16 Vertraut er auf mich, so erlangt er mich auch und wird mich besitzen für alle Geschlechter.
17 Denn unerkannt begleite ich ihn und erprobe ihn erst durch meine Versuchungen. Furcht und Zagen bring' ich über ihn, bis sein Herz erfüllt ist von mir.
18 Dann wende ich mich und führ' ihn geradeaus und decke ihm meine Geheimnisse auf.
19 Jedoch wenn er abweicht, verwerfe ich ihn und gebe ihn preis den Verwüstern."
20 Mein Sohn, beachte gut die rechte Zeit zum Reden und fürchte dich vor Bösem; auch sollst du deiner selbst dich niemals schämen müssen!
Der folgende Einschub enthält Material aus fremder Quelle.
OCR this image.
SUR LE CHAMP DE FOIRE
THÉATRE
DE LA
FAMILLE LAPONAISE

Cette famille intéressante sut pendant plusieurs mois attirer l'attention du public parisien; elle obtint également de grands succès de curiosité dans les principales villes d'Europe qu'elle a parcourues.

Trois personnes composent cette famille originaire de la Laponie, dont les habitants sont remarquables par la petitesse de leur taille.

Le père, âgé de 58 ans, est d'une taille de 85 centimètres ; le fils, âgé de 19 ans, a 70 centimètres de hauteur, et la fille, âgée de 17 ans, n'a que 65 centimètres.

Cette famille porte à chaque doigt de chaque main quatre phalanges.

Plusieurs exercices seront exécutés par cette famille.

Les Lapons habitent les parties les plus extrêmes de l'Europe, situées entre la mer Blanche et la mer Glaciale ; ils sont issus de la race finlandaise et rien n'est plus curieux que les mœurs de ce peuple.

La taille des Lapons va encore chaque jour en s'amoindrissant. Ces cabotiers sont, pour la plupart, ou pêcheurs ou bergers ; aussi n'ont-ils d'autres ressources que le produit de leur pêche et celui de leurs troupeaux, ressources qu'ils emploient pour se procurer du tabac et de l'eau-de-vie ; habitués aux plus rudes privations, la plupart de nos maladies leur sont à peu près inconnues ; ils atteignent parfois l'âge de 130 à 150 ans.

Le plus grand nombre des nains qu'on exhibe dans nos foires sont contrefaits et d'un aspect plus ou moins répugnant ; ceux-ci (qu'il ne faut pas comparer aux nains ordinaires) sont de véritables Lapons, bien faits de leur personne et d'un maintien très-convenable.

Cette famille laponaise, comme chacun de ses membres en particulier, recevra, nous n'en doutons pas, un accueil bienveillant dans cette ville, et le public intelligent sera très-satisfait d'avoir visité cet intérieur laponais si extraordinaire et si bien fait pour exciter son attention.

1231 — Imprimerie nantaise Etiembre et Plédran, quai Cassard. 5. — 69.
21 Es gibt ja eine Scham, die führt zur Sünde, und eine Scham, die führt zu Gunst und Ehre.
22 Schade nicht dir selber durch Parteilichkeit und strauchle nicht zu deinem eigenen Sturz!
23 Halte nie ein Wort zur rechten Zeit zurück, und deine Weisheit sollst du nicht verbergen!
24 Denn in der Rede wird die Weisheit kund, und Einsicht in der Antwort deines Mundes.
25 Der Wahrheit gegenüber lehne dich nicht auf, und über deine Torheit schäme dich!
26 Nicht schäme dich, von Sünde abzulassen, und stelle dich der Strömung nicht entgegen!
27 Unterwirf dich einem Toren nicht und sei vor einem Herrscher nicht parteiisch!
28 Streite bis zum Tode für Gerechtigkeit, dann wird der Herr für dich auch kämpfen!
29 Sei nicht mit deiner Zunge prahlerisch und dabei schlaff und matt in deinen Taten!
30 Sei nicht in deinem Hause wie ein Löwe, entfremdet und gefürchtet bei den Dienern!
31 Deine Hand sei nicht zum Nehmen ausgestreckt, geschlossen zum Zurückerstatten!